Why such love to a genre that has, in the last five-plus years, fallen prey to non-stop werewolf/vampire sex orgies? Not that you care (but if you are reading this, you must or you're damned nosy or bored), but I find the gothics to be like fairy floss (an old term for cotton candy) -- insubstantial, but delightful while it lasts. No reasonable person should ever approach a gothic with the thought that reality exists anywhere between the covers of the book, and that is THE liberating element. You accept, before reading, the chance for thrills and chills and nothing more. If the book fails even these low expectations, then you toss it aside and move on.
Most of the traditional gothics should be looked upon as print versions of either old Universal period horror films or, perhaps more accurately, the period horror films from Italy and Spain that seemed to flood theaters back in the 60's and 70's. They both have all the trappings of a fine gothic: remote locations, spooky castles or manors, elaborate clothes, sinister characters and an incredible lack of logic.

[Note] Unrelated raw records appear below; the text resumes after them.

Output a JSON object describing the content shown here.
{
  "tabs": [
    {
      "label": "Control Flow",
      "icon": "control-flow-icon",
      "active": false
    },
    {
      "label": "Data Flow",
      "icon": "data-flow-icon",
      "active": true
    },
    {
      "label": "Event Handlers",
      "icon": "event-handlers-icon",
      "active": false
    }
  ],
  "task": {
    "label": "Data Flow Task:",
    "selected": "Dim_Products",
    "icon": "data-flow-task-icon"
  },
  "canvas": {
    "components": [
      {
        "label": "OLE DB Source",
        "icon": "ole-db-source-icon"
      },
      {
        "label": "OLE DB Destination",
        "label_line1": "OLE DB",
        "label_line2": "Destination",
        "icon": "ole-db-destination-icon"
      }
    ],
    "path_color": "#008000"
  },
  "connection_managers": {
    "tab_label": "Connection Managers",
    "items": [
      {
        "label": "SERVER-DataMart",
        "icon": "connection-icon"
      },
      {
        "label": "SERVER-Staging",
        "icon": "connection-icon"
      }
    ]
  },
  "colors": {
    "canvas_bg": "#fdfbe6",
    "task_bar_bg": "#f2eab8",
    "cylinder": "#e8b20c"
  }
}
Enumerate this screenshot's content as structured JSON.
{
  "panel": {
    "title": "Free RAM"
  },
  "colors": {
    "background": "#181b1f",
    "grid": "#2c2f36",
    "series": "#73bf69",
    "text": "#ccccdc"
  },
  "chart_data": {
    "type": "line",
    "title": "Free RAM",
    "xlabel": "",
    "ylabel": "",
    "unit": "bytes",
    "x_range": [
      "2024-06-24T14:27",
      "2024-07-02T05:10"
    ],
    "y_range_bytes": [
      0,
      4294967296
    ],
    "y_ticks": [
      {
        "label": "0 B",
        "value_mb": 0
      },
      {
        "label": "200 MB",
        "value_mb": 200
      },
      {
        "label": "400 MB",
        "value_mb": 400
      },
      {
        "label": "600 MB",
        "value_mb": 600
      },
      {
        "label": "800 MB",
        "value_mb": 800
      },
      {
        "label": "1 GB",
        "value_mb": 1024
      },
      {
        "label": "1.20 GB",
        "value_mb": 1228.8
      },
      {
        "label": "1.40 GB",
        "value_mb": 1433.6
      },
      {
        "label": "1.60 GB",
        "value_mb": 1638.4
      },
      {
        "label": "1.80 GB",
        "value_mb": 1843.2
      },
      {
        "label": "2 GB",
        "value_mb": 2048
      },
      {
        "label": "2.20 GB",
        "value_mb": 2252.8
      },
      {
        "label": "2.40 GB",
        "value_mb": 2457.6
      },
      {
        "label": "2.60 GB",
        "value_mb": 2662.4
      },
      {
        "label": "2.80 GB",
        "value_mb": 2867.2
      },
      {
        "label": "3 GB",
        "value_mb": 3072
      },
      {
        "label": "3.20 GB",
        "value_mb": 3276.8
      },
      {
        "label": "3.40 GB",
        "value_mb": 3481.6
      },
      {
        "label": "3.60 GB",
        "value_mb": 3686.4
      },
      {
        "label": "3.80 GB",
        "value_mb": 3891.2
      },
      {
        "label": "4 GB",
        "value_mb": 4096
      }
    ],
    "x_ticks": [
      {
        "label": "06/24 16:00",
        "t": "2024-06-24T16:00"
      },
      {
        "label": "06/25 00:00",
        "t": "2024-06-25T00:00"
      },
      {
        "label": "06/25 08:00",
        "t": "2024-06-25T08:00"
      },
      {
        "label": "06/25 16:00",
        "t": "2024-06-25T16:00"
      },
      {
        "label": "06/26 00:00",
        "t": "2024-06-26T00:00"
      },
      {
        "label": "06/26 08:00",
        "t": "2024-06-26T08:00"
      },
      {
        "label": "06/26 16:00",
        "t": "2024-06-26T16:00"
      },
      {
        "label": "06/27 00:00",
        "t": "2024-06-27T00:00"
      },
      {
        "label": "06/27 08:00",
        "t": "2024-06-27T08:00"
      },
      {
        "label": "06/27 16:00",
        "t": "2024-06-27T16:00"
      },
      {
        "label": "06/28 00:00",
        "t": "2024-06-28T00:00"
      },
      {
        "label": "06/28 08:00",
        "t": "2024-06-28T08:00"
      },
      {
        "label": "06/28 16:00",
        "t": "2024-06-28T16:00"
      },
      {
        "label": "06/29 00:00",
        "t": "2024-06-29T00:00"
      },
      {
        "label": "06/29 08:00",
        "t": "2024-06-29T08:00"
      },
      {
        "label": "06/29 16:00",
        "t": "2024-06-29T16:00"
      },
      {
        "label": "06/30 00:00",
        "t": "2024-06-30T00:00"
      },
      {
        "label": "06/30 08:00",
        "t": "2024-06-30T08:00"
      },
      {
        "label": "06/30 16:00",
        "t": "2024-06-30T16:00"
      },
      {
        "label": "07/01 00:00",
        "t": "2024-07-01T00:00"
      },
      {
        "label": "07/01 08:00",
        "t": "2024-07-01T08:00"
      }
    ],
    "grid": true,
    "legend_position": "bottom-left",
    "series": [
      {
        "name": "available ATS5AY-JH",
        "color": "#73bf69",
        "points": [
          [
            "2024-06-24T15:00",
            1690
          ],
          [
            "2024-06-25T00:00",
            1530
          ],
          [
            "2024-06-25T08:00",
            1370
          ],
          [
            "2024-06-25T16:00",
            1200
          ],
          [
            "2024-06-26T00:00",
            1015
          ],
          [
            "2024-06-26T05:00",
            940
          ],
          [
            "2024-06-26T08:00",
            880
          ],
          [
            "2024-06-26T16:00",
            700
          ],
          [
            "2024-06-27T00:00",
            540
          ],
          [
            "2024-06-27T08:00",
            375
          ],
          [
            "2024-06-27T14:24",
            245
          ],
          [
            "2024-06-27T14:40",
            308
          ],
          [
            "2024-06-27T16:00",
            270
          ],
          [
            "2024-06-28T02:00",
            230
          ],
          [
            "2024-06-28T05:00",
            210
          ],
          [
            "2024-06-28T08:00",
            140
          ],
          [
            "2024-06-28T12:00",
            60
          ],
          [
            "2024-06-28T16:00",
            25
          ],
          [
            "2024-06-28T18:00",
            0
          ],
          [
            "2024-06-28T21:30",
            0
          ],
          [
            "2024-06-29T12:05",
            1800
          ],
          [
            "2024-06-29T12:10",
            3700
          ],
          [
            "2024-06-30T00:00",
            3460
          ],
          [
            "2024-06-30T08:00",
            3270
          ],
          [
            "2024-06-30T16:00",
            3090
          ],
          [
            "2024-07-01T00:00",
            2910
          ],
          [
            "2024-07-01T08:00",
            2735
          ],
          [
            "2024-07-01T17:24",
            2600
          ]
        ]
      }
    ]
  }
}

(Next time, I'll finish my little explanation justifying this blog. And another pretty picture as well.)
Conjured by Gothic Rowena at 8:01 PM
Monday, October 02, 2006
Hi, I'm Rowena. Just your average book fiend with a purpose. Let's get started.
Even if it might be bad form, let me start by saying this: I hate romance novels. I'm not going to belittle the people who do read them, and I definitely won't badmouth the bulk of the people who write them. At least the readers are reading, and some of the writers make some serious money. Both can be VERY good things.
That being said, I base my dislike of the romance novel (Trust me when I say that this IS leading somewhere.) on the many I have read, from the Harlequin monthlies to the juicy thick "chick lit" types. (My general ambivalence to "chick lit" in general is a subject for another blog, which I won't take the time to create.) While the actual writing styles of of various romance authors can be very good, I find my main argument stems from the main character being mostly unrealistic. Actually, if I knew people who acted as stupidly as some of these "realistic" heroines do, I'd never invite them along for Drink Night. Bad choices are one thing, but compounding a known bad choice by continuing to make bad choices is neither insightful nor humorous. Going into further detail would alter this topic into a sociological discussion that has no place here. (Note To Self: Here's another idea for a blog I won't be developing.)
Suffice to say, most romance novels, in spite of their technical quality, paint unrealistic images of my gender, and I can't support that.